Wamba, however, did not spend all his time in fighting with conspirators. He was so just a king that all the historians praise him to the stars,–though none of them tell us what just deeds he did. He was one of those famous monarchs around whom legend loves to grow, as the green leaves grew around his dry rod, and who become kings of fancy in the absence of facts. About all we know is that he was “Good King Wamba,” a just and merciful man under whom Spain reached its age of gold.
He made a great and beautiful city of Toledo, his capital. It had a wall, but he gave it another, stronger and loftier. And within the city he built a noble palace and other splendid buildings, all of which time has swept away. But over the great gate of Toledo the inscription still remains: Erexit fautore Deo Rex inclytus urbem Wamba. “To God and King Wamba the city owes its walls.”
Alas! the end was what might be expected of such goodness in so evil an age. A traitor arose among those he most favored. There was a youth named Ervigio, in whose veins ran the blood of former kings, and whom Wamba so loved and honored as to raise him to great authority in the kingdom. Ervigio was one of those who must be king or slave. Ambition made him forget all favors, and he determined to cast his royal benefactor from the throne. But he was not base enough to murder the good old man to whom he owed his greatness. It was enough if he could make him incapable of reigning,–as Wamba had done with Paul.
To accomplish this he gave the king a sleeping potion, and while he was under its influence had him tonsured,–that is, had the crown of his head shaved. He then proclaimed that this had been done at the wish of the king, who was weary of the throne. But whether or not, the law was strict. No matter how or why it was done, no man who had received the tonsure could ever again sit upon the Gothic throne. Fortunately for Ervigio, Wamba cared no more for the crown now than he had done at first, and when he came back to his senses he made little question of the base trick of his favorite, but cheerfully enough became a monk. The remaining seven years of his life he passed happily in withdrawal from a world into which he had been forced against his will.
But the people loved him, the good old man, and were not willing to accept the scheming Ervigio as their king unless he could prove his right to the throne.
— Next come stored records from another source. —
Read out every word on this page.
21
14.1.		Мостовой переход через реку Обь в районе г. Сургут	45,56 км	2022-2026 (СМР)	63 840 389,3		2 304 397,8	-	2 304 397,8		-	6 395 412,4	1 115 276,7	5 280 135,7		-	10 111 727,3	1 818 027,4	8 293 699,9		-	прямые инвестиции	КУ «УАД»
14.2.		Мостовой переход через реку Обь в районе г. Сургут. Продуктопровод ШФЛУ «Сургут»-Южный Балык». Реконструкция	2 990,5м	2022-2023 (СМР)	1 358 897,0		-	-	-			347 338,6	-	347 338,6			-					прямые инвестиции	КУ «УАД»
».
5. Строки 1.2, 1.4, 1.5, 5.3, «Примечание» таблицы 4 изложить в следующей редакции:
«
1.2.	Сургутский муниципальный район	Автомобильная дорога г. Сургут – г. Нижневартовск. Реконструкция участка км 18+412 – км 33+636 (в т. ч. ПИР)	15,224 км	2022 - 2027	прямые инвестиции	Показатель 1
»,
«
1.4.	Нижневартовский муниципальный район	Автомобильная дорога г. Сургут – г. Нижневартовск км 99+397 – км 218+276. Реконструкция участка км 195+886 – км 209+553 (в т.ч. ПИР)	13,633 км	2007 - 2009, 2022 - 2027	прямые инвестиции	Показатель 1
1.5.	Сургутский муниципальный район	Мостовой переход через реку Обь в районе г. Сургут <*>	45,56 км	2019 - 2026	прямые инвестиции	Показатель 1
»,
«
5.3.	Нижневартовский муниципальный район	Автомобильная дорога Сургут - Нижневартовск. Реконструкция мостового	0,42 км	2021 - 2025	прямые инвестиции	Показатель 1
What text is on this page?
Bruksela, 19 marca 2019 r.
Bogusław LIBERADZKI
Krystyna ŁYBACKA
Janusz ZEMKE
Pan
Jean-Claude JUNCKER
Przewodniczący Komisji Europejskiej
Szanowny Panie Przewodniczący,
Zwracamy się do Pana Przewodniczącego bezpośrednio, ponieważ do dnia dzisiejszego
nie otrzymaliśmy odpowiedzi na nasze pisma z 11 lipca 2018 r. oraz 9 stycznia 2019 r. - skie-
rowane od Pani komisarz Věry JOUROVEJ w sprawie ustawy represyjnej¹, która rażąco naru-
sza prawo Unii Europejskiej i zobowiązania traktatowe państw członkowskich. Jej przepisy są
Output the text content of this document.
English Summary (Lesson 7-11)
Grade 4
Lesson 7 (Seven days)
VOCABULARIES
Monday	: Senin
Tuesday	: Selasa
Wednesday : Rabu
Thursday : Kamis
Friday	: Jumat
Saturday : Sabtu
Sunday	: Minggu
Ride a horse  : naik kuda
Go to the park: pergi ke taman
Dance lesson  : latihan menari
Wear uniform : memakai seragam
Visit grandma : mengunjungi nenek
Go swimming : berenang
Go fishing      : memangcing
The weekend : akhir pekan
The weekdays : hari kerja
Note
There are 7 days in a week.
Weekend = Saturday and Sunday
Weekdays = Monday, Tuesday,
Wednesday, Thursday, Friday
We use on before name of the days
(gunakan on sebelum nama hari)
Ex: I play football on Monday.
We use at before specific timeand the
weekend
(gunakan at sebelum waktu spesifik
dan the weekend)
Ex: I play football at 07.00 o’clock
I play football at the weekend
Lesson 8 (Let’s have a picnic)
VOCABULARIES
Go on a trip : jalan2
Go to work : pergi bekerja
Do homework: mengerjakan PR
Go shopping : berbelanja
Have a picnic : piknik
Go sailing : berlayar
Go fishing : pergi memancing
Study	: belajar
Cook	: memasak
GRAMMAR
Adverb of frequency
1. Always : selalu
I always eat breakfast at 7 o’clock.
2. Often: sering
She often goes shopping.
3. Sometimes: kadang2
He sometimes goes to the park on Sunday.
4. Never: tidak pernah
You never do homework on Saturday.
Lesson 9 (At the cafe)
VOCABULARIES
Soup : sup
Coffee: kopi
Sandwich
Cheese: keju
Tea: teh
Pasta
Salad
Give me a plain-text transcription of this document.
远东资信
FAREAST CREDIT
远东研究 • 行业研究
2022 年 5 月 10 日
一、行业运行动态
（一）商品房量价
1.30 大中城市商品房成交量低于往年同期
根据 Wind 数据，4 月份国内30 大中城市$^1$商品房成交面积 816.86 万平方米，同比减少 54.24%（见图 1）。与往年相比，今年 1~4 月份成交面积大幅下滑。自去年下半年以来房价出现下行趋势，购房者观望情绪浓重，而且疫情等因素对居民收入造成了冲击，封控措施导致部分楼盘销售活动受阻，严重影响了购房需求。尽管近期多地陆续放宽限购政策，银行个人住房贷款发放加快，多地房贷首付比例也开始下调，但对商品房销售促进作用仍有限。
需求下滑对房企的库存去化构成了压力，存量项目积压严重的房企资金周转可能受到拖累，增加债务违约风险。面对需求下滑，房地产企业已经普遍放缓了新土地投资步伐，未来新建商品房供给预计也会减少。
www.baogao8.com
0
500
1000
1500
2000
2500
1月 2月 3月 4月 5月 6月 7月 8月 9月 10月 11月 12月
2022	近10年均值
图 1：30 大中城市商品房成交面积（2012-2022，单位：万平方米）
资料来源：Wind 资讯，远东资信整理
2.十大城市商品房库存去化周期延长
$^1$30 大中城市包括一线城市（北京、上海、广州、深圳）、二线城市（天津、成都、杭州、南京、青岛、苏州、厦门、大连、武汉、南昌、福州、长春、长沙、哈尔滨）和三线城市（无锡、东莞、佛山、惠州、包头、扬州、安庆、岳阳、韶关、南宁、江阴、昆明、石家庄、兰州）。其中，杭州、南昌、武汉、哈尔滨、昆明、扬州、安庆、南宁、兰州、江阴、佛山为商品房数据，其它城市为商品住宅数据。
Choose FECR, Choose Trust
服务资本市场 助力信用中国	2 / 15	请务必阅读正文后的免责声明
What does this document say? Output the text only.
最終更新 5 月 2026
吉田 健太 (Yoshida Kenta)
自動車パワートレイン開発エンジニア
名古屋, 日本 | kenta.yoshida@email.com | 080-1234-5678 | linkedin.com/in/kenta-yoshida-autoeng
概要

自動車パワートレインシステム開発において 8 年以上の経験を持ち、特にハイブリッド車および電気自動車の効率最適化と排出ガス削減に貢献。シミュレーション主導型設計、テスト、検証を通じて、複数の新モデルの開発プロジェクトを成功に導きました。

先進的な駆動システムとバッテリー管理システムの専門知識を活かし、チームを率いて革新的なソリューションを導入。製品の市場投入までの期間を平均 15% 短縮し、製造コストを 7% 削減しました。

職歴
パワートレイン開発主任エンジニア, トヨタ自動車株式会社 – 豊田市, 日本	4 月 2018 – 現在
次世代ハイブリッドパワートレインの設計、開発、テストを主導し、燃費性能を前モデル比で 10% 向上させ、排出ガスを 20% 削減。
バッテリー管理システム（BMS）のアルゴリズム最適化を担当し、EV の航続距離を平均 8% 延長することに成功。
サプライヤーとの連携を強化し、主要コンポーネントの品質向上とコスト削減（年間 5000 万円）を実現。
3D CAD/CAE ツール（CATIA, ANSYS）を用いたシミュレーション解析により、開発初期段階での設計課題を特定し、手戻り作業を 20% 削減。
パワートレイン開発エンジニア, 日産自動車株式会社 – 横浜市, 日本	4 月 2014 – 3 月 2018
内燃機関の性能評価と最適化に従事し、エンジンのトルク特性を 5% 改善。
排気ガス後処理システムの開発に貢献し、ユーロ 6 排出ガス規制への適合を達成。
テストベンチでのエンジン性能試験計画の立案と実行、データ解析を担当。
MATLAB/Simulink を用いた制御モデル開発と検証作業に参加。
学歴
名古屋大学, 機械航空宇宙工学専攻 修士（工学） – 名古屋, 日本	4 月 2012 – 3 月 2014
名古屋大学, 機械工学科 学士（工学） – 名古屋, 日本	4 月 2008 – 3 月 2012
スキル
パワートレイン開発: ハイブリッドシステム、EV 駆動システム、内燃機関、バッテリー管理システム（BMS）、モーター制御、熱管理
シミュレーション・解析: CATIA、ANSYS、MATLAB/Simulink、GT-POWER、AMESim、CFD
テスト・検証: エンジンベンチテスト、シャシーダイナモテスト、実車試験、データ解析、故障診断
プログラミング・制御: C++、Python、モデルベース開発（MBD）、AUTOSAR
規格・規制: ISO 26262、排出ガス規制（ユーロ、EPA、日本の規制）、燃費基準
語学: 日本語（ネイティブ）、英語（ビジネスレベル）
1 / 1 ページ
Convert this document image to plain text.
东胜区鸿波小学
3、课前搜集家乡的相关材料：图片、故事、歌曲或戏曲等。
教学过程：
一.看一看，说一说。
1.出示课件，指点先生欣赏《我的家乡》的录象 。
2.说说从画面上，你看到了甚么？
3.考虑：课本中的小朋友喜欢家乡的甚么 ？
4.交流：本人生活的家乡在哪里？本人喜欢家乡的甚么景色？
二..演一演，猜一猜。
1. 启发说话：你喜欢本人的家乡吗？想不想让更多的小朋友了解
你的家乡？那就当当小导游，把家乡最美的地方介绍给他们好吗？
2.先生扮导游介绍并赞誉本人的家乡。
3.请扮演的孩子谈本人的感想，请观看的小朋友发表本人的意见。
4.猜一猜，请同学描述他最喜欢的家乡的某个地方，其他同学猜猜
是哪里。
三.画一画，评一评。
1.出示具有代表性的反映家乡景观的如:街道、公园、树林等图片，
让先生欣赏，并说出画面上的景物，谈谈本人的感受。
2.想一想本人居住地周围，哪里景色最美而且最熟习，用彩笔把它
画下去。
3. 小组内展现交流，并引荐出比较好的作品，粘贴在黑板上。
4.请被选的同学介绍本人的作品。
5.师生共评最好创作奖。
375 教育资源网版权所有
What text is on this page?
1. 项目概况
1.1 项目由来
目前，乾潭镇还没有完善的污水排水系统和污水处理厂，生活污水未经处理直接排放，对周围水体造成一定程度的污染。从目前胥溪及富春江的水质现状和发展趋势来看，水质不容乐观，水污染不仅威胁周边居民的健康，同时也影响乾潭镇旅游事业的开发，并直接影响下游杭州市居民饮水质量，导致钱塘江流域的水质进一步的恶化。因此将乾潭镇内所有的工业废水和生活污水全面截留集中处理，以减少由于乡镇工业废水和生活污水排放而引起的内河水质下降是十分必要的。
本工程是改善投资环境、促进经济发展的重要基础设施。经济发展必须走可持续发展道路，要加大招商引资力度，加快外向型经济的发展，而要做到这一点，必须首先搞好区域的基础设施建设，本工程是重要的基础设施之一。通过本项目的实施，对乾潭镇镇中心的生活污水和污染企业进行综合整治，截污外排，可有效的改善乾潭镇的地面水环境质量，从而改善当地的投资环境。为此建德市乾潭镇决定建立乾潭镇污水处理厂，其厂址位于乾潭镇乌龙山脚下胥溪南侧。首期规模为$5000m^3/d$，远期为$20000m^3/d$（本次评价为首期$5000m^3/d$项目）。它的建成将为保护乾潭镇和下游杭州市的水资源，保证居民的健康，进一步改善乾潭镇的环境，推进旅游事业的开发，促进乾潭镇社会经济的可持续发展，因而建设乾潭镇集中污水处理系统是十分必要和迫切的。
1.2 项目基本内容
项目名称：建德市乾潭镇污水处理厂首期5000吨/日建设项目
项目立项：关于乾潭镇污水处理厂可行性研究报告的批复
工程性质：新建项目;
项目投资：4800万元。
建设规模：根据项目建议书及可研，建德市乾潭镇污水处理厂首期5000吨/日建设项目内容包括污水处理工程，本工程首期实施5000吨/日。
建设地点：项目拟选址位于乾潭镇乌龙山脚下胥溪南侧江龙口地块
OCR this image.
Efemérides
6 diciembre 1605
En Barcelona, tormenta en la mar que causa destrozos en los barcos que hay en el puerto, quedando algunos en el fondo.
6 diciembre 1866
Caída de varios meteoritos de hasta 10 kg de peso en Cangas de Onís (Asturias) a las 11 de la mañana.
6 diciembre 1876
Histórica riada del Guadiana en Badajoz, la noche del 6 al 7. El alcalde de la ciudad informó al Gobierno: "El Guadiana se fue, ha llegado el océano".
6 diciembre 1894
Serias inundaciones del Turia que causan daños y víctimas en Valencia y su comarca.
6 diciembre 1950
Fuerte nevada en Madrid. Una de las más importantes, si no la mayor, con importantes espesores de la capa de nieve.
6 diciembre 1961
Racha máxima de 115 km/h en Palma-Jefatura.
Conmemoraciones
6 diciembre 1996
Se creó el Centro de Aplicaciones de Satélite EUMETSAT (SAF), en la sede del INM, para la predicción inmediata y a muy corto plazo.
So, in the year 681, he called together a council of lords and bishops at Toledo, before whom he appeared with a great show of humility, bringing testimony to prove that Wamba had become monk at his own wish, when in peril of death. To this he added a document signed by Wamba, in which he abdicated the throne, and another in which he recommended Ervigio as his successor. For eight days the council considered the question. The documents might be false, but Wamba was a monk, and Ervigio was in power; so they chose him as king. The holy oil of consecration was poured upon his unholy head.
Thus it was that Wamba the husbandman first became king and afterwards monk. In all his stations–farmer, king, and monk–he acquitted himself well and worthily, and his name has come down to us from the mists of time as one of those rare men of whom we know little, but all that little good.